LACO is expected to announce Tuesday that Martín is the successor to Jeffrey Kahane, who stepped down in June after a 20-year tenure.
Speaking by phone from London, Martín said he was surprised by his appointment, which will begin in the 2019-20 season.
“I just came to do a week of work with the orchestra for two concerts,” Martín said. “To be honest, I thought I had arrived too late to be considered for the post.”
But Martín, 52, recalled that from the first five minutes of the first rehearsal with the LACO musicians, he felt a special connection.
“It felt like we had a natural way of communicating with each other,” he said. “It was a big surprise, I think, for all of us.”
Principal flute of the Royal Philharmonic and London Philharmonic orchestras and of the Chamber Orchestra of Europe, Martín turned to conducting full-time five years ago.

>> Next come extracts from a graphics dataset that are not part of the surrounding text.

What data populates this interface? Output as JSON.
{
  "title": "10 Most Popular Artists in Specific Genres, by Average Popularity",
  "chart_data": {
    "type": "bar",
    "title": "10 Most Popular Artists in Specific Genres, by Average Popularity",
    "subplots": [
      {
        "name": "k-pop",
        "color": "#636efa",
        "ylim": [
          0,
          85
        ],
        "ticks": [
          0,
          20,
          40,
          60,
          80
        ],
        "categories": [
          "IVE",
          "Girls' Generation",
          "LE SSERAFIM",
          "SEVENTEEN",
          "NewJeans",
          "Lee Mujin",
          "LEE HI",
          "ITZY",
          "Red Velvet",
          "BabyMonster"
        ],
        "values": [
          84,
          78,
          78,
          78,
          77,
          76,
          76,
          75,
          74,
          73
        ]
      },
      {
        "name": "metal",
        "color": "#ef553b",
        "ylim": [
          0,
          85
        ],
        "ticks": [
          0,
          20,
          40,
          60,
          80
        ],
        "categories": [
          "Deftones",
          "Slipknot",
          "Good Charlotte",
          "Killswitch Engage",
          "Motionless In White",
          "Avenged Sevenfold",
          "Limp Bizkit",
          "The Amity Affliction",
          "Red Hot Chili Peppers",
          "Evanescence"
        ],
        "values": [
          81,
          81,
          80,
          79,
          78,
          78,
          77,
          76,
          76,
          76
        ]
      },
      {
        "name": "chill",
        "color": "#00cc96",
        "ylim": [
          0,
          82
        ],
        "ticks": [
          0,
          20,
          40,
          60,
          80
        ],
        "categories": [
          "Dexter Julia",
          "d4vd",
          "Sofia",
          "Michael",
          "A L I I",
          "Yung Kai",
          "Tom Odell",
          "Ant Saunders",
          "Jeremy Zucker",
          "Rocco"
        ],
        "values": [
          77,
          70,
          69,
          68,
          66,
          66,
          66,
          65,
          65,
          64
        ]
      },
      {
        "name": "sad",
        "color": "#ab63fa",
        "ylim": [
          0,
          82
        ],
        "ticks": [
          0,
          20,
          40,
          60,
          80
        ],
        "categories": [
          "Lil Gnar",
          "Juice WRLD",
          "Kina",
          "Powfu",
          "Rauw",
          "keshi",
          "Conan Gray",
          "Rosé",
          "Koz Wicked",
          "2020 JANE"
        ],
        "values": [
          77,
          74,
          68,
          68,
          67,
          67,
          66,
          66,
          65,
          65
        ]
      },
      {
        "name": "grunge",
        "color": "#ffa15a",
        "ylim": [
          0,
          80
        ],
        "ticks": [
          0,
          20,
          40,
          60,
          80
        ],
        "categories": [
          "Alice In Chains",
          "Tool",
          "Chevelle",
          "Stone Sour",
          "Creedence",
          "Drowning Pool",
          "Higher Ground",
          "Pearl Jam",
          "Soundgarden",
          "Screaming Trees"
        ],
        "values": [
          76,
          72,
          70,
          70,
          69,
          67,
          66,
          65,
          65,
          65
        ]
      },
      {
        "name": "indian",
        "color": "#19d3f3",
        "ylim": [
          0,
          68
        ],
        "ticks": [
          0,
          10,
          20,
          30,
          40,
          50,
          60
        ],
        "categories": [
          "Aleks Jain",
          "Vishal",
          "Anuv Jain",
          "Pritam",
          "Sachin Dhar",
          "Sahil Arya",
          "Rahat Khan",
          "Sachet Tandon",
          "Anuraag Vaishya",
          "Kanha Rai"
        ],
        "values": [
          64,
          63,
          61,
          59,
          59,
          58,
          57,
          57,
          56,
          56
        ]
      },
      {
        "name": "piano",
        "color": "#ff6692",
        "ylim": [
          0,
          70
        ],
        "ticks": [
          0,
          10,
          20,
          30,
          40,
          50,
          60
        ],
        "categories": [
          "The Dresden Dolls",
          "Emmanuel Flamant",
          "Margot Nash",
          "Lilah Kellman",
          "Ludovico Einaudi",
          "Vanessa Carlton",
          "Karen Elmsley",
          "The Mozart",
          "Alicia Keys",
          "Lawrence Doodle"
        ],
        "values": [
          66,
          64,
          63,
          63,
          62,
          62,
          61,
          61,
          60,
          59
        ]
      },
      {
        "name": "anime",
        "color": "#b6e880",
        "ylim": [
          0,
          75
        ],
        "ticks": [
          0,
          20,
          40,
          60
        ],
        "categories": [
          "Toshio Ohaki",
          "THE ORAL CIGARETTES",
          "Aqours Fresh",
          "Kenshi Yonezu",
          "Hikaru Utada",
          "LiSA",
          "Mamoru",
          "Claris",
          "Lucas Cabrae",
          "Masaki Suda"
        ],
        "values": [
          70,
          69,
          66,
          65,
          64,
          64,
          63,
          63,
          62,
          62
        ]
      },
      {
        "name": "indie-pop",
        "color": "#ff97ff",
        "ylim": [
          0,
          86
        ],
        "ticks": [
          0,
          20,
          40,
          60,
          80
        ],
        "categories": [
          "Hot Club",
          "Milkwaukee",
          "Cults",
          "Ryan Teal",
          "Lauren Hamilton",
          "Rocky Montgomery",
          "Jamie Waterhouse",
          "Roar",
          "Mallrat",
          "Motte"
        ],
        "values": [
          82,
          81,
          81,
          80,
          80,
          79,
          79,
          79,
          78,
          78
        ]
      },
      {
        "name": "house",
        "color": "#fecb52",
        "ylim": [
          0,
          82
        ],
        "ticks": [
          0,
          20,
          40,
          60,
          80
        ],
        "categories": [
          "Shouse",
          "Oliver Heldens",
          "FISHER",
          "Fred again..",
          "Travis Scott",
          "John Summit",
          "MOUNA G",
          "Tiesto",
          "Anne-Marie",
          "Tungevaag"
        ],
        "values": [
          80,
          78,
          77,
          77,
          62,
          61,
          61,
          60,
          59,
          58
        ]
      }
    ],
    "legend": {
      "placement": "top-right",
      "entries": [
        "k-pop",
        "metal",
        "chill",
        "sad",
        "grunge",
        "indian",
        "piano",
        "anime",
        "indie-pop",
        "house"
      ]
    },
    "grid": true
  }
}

He is principal conductor of Sweden’s Gävle Symphony and chief conductor of the Cadaqués Orchestra, a chamber ensemble in Spain.
“Martín brings a shared sense of musical culture between London and L.A.,” said Scott Harrison, LACO’s executive director. “Jaime’s ambitious and that’s good. If Neville Marriner were here, I think he’d approve of our choice.”
Harrison was referring to LACO’s first music director, founder of the Academy of St. Martin in the Fields, the prestigious chamber orchestra based in London. Martín worked with Marriner and the Academy of St. Martin in the Fields for 15 years, becoming principal flute.
It was Marriner who encouraged Martín early on to become a conductor. “There are a lot of hidden connections with LACO,” Martín said. “Well, not so hidden.”
Indeed, Martín often performed with Iona Brown, LACO’s music director in the 1980s and ‘90s. She also encouraged him to conduct.
“I suppose I’m a cocktail with different ingredients and influences,” said Martín, who has also worked with conductors such as Claudio Abbado, Nikolaus Harnoncourt and Zubin Mehta. “I’m happy I didn’t become a conductor sooner, because I would have missed being a soloist and principal with great orchestras.”
Martín, who studied flute in the Netherlands during the heyday of the period instrument movement, brings with him wide experience in the Baroque repertoire, a LACO staple. As the sixth music director of the orchestra, he plans to expand its programming, which combines core repertoire with modern music.
In April 2019, Martín will lead a program featuring Mozart’s Requiem and the West Coast premiere of Bryce Dessner’s “Voy à Dormir,” a LACO co-commission.
“I would like to continue that line of commissioning new pieces, and I think the orchestra is expecting me to bring some European composers they haven’t played before,” Martín said. “There are some Spanish composers doing things at a very high level, and I want to look at some Americans who are composing interesting works.”
Martín added that he’d eventually like to focus on touring and recording with LACO — “to get people around the world to know what we are doing, and to have a presence not only in the U.S., but also in Europe.”
But first there is work to do.
“The orchestra has a particular style, which I think is fantastic, and I have my particular style,” Martín said. “We have to find how we are going to combine those different accents to make something exciting and unique.”